Division of Nephrology, Department of Medicine, Faculty of Medicine, Chulalongkorn University, Bangkok, Thailand.
Division of Cardiology, Department of Medicine, Faculty of Medicine, Chulalongkorn University, Bangkok, Thailand.
Nephron. 2018;139(3):219-227. doi: 10.1159/000488009. Epub 2018 Mar 23.
Arterial stiffness (AS) and vascular calcification are significantly related to a high cardiovascular mortality risk in hemodialysis (HD) patients. Intravenous sodium thiosulfate (IV STS) can prevent and delay the vascular calcification progression in uremic states; however, the STS effect on AS has not been assessed. This study aimed to evaluate the STS efficacy on vascular calcification and AS in HD patients.
Fifty HD patients with abnormal AS, as measured via the cardio-ankle vascular index (CAVI ≥8), were prospectively randomized to open-label 12.5 g IV STS during the last HD hour twice weekly for 6 months (n = 24) or the usual care (control group; n = 26). Patients and treating physicians were not blinded. The CAVI, coronary artery calcification (CAC) score, hemodynamics, and biochemical parameters were measured at the baseline and at 3 and 6 months.
All the baseline parameters were comparable.
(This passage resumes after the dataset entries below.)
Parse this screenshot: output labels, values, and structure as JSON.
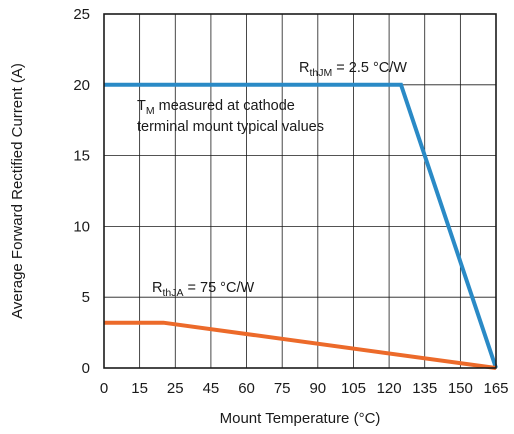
{
  "chart_data": {
    "type": "line",
    "xlabel": "Mount Temperature (°C)",
    "ylabel": "Average Forward Rectified Current (A)",
    "xlim": [
      0,
      165
    ],
    "ylim": [
      0,
      25
    ],
    "x_ticks": [
      "0",
      "15",
      "25",
      "45",
      "60",
      "75",
      "90",
      "105",
      "120",
      "135",
      "150",
      "165"
    ],
    "y_ticks": [
      "0",
      "5",
      "10",
      "15",
      "20",
      "25"
    ],
    "grid": true,
    "series": [
      {
        "color": "#2a8ac6",
        "x": [
          0,
          125,
          165
        ],
        "y": [
          20,
          20,
          0
        ]
      },
      {
        "color": "#ec6a2a",
        "x": [
          0,
          25,
          165
        ],
        "y": [
          3.2,
          3.2,
          0
        ]
      }
    ],
    "annotations": {
      "rthjm": {
        "main": "R",
        "sub": "thJM",
        "rest": " = 2.5 °C/W"
      },
      "tm_note": {
        "main": "T",
        "sub": "M",
        "rest": " measured at cathode",
        "line2": "terminal mount typical values"
      },
      "rthja": {
        "main": "R",
        "sub": "thJA",
        "rest": " = 75 °C/W"
      }
    }
  }
}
The IV STS significantly reduced the CAVI when compared to the control group (mean CAVI difference = -0.53; 95% CI -1.00 to -0.06; p = 0.03). A significant CAVI improvement was seen in those patients without diabetes mellitus. The natural logarithm of the CAC volume score was significantly increased in the control group. The high sensitivity C-reactive protein level was slightly lowered in the IV STS group (not significant).
The intradialytic STS treatment significantly reduced the AS, as measured by the CAVI, and stabilized the vascular calcification in the HD patients. STS may be a novel therapeutic strategy for delaying and treating the structural and functional vascular wall abnormalities in HD patients.
动脉僵硬(AS)和血管钙化与血液透析(HD)患者的心血管死亡率高有显著相关性。静脉内硫代硫酸钠(IV STS)可预防和延缓尿毒症状态下的血管钙化进展;然而,STS 对 AS 的影响尚未得到评估。本研究旨在评估 STS 对 HD 患者血管钙化和 AS 的疗效。
50 例 AS 异常的 HD 患者(通过心血管踝血管指数(CAVI≥8)测量)前瞻性随机分为开放标签 12.5 g IV STS,在最后 1 小时 HD 期间每周两次静脉内给药,共 6 个月(n=24)或接受常规治疗(对照组;n=26)。患者和治疗医生均不知情。在基线和 3 个月和 6 个月时测量 CAVI、冠状动脉钙化(CAC)评分、血液动力学和生化参数。
所有基线参数均无差异。与对照组相比,IV STS 可显著降低 CAVI(平均 CAVI 差值=-0.53;95%CI-1.00 至-0.06;p=0.03)。在无糖尿病的患者中,CAVI 明显改善。对照组的 CAC 体积评分的自然对数显著增加。IV STS 组的高敏 C 反应蛋白水平略有降低(无统计学意义)。
透析内 STS 治疗可显著降低 AS,通过 CAVI 测量,稳定 HD 患者的血管钙化。STS 可能是一种用于延迟和治疗 HD 患者结构性和功能性血管壁异常的新治疗策略。